Indyjska policja rozpoczęła działanie kryminalne przeciwko twórcy syropu na kaszel, którego produkt stwierdzono, że zawiera niebezpieczny poziom toksycznego chemikalia, po śmierci dziesięciorga dzieci podejrzanych o konsumowane medycyny.
Znana jako „apteka świata”, Indie stanęły przed kontrolą jakości eksportu farmaceutycznego, przy czym w ciągu ostatnich kilku lat jego syropy kaszel są powiązane ze śmiercią dzieci w Kamerunie, Gambii i Uzbekistanie.
Próbka syropu, „Coldrif”, wśród 19 leków testowanych po zgonach w centralnym stanie Madhya Pradesh, zawierała glikole dietylenowe przekraczające dopuszczalne limity, poinformowało w niedzielę Ministerstwo Zdrowia.

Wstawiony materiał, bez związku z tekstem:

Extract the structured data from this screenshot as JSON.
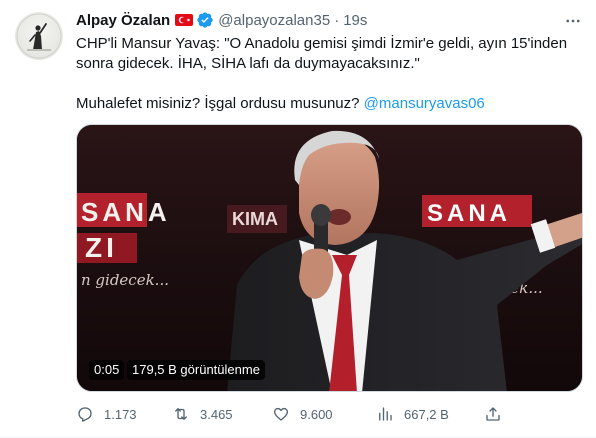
{
  "author": {
    "name": "Alpay Özalan",
    "handle": "@alpayozalan35",
    "separator": "·",
    "time": "19s"
  },
  "tweet": {
    "line1": "CHP'li Mansur Yavaş: \"O Anadolu gemisi şimdi İzmir'e geldi, ayın 15'inden",
    "line2": "sonra gidecek. İHA, SİHA lafı da duymayacaksınız.\"",
    "line3": "Muhalefet misiniz? İşgal ordusu musunuz?",
    "mention": "@mansuryavas06"
  },
  "video": {
    "timestamp": "0:05",
    "views": "179,5 B görüntülenme",
    "banner_left": [
      "SANA",
      "ZI"
    ],
    "banner_center": "KIMA",
    "banner_right": "SANA",
    "script_left": "n gidecek...",
    "script_right": "un gidecek..."
  },
  "actions": {
    "replies": "1.173",
    "retweets": "3.465",
    "likes": "9.600",
    "views": "667,2 B"
  },
  "colors": {
    "accent": "#1d9bf0",
    "muted": "#536471",
    "flag": "#e30a17"
  },
  "icons": [
    "avatar",
    "turkey-flag-icon",
    "verified-badge-icon",
    "more-icon",
    "reply-icon",
    "retweet-icon",
    "like-icon",
    "views-icon",
    "share-icon"
  ]
}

Sprawa karna została zarejestrowana przeciwko producentowi, Sresan Pharma, w południowym stanie Tamil Nadu i lekarza, który przepisał lek niektórym zmarłym dzieciom.
„Doktor, który napisał receptę, został aresztowany” – powiedział Rajendra Shukla, wiceminister Madhya Pradesh, dodając, że sprawa karna została zarejestrowana przeciwko fabryce.

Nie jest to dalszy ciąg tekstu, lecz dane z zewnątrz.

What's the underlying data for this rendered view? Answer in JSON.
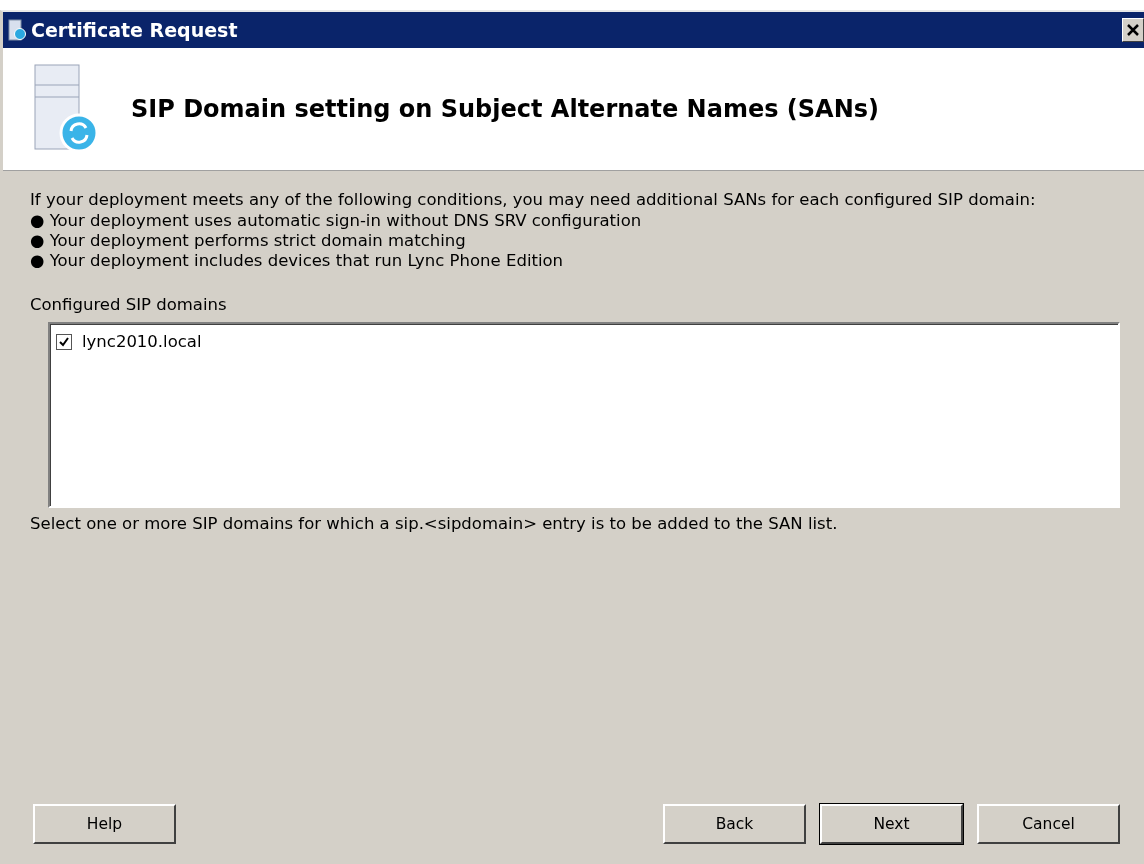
{
  "window": {
    "title": "Certificate Request"
  },
  "header": {
    "title": "SIP Domain setting on Subject Alternate Names (SANs)"
  },
  "intro": "If your deployment meets any of the following conditions, you may need additional SANs for each configured SIP domain:",
  "conditions": [
    "● Your deployment uses automatic sign-in without DNS SRV configuration",
    "● Your deployment performs strict domain matching",
    "● Your deployment includes devices that run Lync Phone Edition"
  ],
  "domains_label": "Configured SIP domains",
  "domains": [
    {
      "label": "lync2010.local",
      "checked": true
    }
  ],
  "hint": "Select one or more SIP domains for which a sip.<sipdomain> entry is to be added to the SAN list.",
  "help_button": "Help",
  "nav_buttons": [
    {
      "label": "Back",
      "default": false
    },
    {
      "label": "Next",
      "default": true
    },
    {
      "label": "Cancel",
      "default": false
    }
  ]
}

Firma stoi przed oskarżeniami o winne zabójstwo, które nie wynoszą morderstwa, zafałszowania narkotyków oraz produkcji, sprzedaży lub dystrybucji kosmetyków z naruszeniem ustawy o narkotykach i kosmetykach.

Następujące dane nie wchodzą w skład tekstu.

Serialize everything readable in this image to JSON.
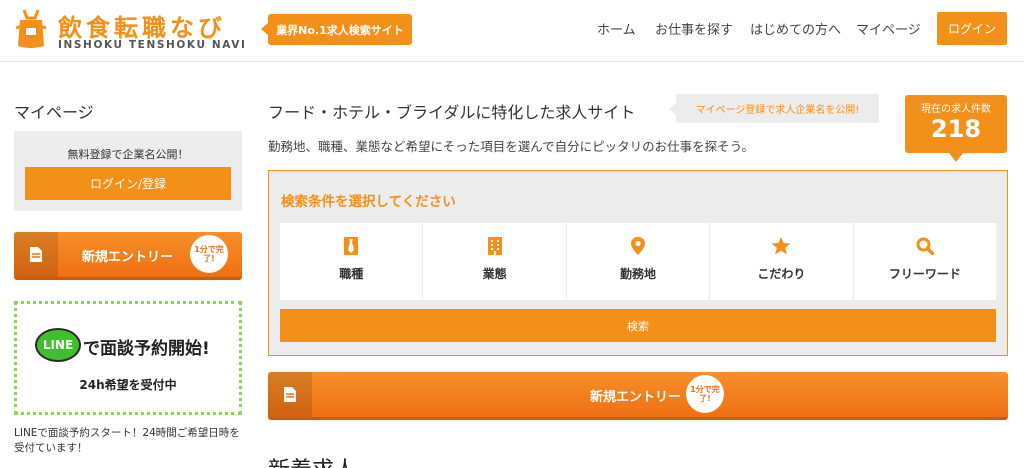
{
  "header": {
    "logo_title": "飲食転職なび",
    "logo_sub": "INSHOKU TENSHOKU NAVI",
    "tagline": "業界No.1求人検索サイト",
    "nav": [
      "ホーム",
      "お仕事を探す",
      "はじめての方へ",
      "マイページ"
    ],
    "login": "ログイン"
  },
  "sidebar": {
    "title": "マイページ",
    "box_text": "無料登録で企業名公開！",
    "login_register": "ログイン/登録",
    "entry_label": "新規エントリー",
    "entry_badge": "1分で完了!",
    "line_logo": "LINE",
    "line_head": "で面談予約開始!",
    "line_sub": "24h希望を受付中",
    "caption": "LINEで面談予約スタート！24時間ご希望日時を受付ています！"
  },
  "main": {
    "title": "フード・ホテル・ブライダルに特化した求人サイト",
    "notice": "マイページ登録で求人企業名を公開!",
    "count_label": "現在の求人件数",
    "count_value": "218",
    "desc": "勤務地、職種、業態など希望にそった項目を選んで自分にピッタリのお仕事を探そう。",
    "search_heading": "検索条件を選択してください",
    "categories": [
      {
        "label": "職種",
        "icon": "tie-icon"
      },
      {
        "label": "業態",
        "icon": "building-icon"
      },
      {
        "label": "勤務地",
        "icon": "map-pin-icon"
      },
      {
        "label": "こだわり",
        "icon": "star-icon"
      },
      {
        "label": "フリーワード",
        "icon": "search-icon"
      }
    ],
    "search_button": "検索",
    "entry_label": "新規エントリー",
    "entry_badge": "1分で完了!",
    "section_heading": "新着求人"
  },
  "colors": {
    "accent": "#f39019",
    "entry_gradient_top": "#f78f2a",
    "entry_gradient_bottom": "#ef7014",
    "line_green": "#3fbf2c",
    "panel_gray": "#ececec"
  }
}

Ministerstwo poinformowało również, że działania regulacyjne zostały również podjęte przeciwko jednostce spółki, a Central Drugs Standard Control Organizacja zalecała odwołanie licencji produkcyjnej.
Sresan Pharma nie odpowiedział od razu na prośbę Reutera o komentarz.
Indie dostarcza 40% leków generycznych stosowanych w Stanach Zjednoczonych, 25% wszystkich osób stosowanych w Wielkiej Brytanii, a ponad 90% wszystkich leków w wielu krajach afrykańskich, mówi jego regulator narkotykowy.